Maybe in the more inland locations with lower night time temperatures, the
toads are more tempted to be active with the sun nearer or above the horizon
making them more vulnerable to crows without artificial lighting. I certainly
don't think they make all that much of a dent on the toad population around
> Message: 13
> Date: Sat, 31 Jan 2015 14:42:13 +1100
> From: Carl Clifford <>
> To: shane brady <>
> Cc: "" <>
> Subject: Re: [Birding-Aus] Crow vs Toad
> Message-ID: <>
> Content-Type: text/plain; charset=us-ascii
> This behaviour by Corvids has been reported a few times in the top end. Not
> quite as spectacular as the Case of the Exploding Toads in Germany a few
> years back, but the technique seems to pretty effective. Hopefully, the
> behaviour will be learnt by other Corvids.
> Anyone not familiar with the German exploding toads, might like to watch
> this: https://m.youtube.com/watch?v=XK4WS83LKIM
> Carl Clifford
> > On 31 Jan 2015, at 10:38 am, shane brady <> wrote:
> > Hi all
> > Crows appear to be winning the battle against Cane Toads, at least at our
> > in-laws' property in the Maranoa abt 90km east of Roma.
> > During our latest visit before Xmas, there was a noticeable decrease in
> > toads v frogs, by calls at least. They have been totally dominant out there
> > for years.
> > Every morning a Crow actively hunts them out of a hole beneath a tree in
> > the homestead garden and eats them belly-first.
> > Crows are apparently applying this technique to other reptiles and
> > amphibians as I found a tree frog and a dragon lizard that had been eaten
> > the same telltale way, presumably by Crows.

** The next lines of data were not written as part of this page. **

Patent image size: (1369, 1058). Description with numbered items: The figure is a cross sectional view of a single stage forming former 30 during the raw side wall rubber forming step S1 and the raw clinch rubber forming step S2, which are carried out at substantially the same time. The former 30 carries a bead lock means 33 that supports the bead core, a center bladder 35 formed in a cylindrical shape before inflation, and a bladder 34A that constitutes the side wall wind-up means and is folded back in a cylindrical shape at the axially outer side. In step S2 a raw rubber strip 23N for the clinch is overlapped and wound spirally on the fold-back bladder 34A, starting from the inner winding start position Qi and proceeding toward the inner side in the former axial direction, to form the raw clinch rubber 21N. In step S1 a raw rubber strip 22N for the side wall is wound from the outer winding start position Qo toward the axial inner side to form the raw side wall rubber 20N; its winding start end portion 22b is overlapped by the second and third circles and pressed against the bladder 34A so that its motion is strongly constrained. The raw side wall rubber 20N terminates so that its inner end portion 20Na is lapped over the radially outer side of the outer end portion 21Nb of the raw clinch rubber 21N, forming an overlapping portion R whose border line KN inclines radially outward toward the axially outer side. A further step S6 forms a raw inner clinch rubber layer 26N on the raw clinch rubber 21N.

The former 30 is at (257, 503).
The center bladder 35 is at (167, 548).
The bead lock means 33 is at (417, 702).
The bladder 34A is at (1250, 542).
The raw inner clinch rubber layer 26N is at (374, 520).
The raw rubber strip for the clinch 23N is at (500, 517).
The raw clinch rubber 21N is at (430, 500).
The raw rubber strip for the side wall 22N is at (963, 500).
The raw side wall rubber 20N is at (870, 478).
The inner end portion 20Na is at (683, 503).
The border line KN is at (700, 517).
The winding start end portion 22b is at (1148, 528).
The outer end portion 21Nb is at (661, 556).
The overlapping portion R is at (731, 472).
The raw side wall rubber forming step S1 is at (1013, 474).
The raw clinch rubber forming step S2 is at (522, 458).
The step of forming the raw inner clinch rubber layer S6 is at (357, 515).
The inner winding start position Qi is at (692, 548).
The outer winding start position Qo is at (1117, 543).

> > Cane Toads have been rife in the area for a long time. Step on a piece of
> > caked mud by a dry dam and dozens of toadlets would scurry out. But they
> > were strangely quiet this time, and we were treated to an amazing frog
> > symphony each night after the recent rains. Two sounded like they were
> > having an aurgument - one kept responding 'You're wrong, you're wrong -
> > wrong, wrong , wrong'. Hilarious.
> > I also saw a meteorite explode while out listening to them one starry night.
> > Goannas, which have been absent for some time, are also returning. I saw a
> > magnificent Sand Goanna cross the Roma-Taroom Rd nr Mooga Mooga Ck. Just
> > missed him, thankfully.
> > I know all the above is only anecdotal but the signs are encouraging.